Claustro gótico da Sé do Porto (que substituiu o claustro
primitivo), de iniciativa do bispo D. João (III) na cátedra entre 1373 e 1389
Claustro primitivo da Sé do Porto
Abandonando a cidade e na continuação da sua romagem, o rei
D. Manuel rumou a Dume (Braga) e seguiu para Santiago de Compostela.

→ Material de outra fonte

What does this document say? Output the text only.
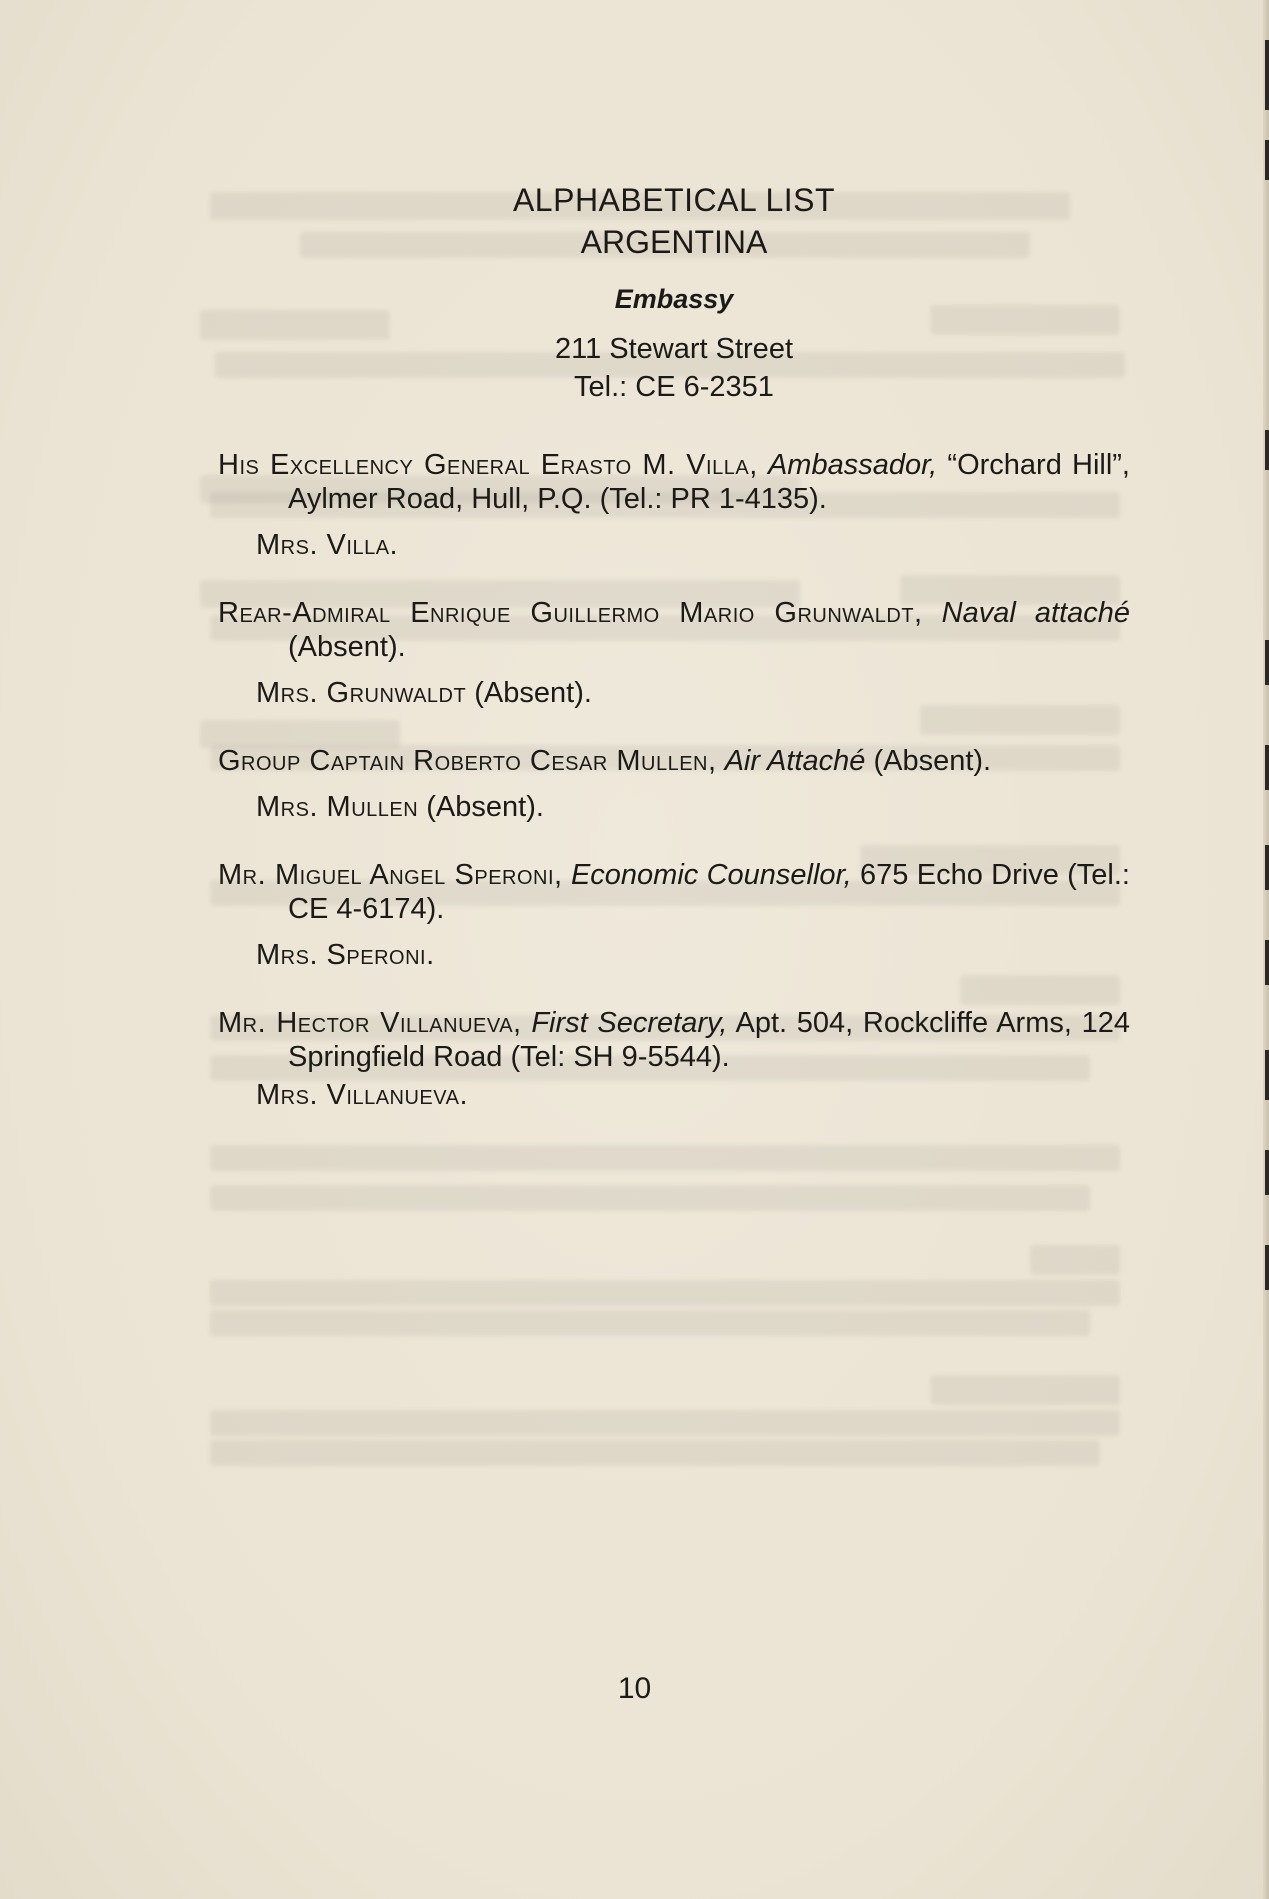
ALPHABETICAL LIST
ARGENTINA
Embassy
211 Stewart Street
Tel.: CE 6-2351
His Excellency General Erasto M. Villa, Ambassador, “Orchard Hill”, Aylmer Road, Hull, P.Q. (Tel.: PR 1-4135).
Mrs. Villa.
Rear-Admiral Enrique Guillermo Mario Grunwaldt, Naval attaché (Absent).
Mrs. Grunwaldt (Absent).
Group Captain Roberto Cesar Mullen, Air Attaché (Absent).
Mrs. Mullen (Absent).
Mr. Miguel Angel Speroni, Economic Counsellor, 675 Echo Drive (Tel.: CE 4-6174).
Mrs. Speroni.
Mr. Hector Villanueva, First Secretary, Apt. 504, Rockcliffe Arms, 124 Springfield Road (Tel: SH 9-5544).
Mrs. Villanueva.
10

A sua passagem pelo Porto, para além dos gastos que
provocaram as atenções para com o monarca, que endividaram a cidade durante
muito tempo, foi o princípio de um litígio entre a cidade e o rei, tendo por
pano de fundo os privilégios que, sucessivamente, os portuenses tinham obtido
ao longo dos tempos.
O contacto, de perto, de D. Manuel I com aqueles privilégios
e a observação da riqueza existente entre uma certa elite, aguçou a curiosidade
real.
Ficou para a história o conflito entre o fidalgo Pedro da
Cunha e a governança da cidade (corregedor, juízes e vereadores), que já vinha
do tempo de seu pai.
Era privilégio da cidade a não permanência dos nobres dentro
dos limites da cidade.
Os nobres referidos não acatavam a lei e tinham ainda, em
construção uma habitação em Monchique.
O rei D. Manuel I começaria por apoiar o fidalgo, mas viria
por acção do cidadão portuense Vasco Carneiro, por recuar estrategicamente e
ficar do lado da cidade.
Renovou, de facto, em 1505, o privilégio que retirara à
cidade em 1502, mas desembargou a construção da tal residência em Monchique e
os ânimos serenaram.
As contendas que chegaram a envolver a nomeação de juízes de
fora, só terminariam, aparentemente, por acordo das duas partes e que se veio a
traduzir no Foral Manuelino dado à cidade do Porto, em 1517, que mais não era
que um rol bem preenchido de impostos a cobrar aos portuenses.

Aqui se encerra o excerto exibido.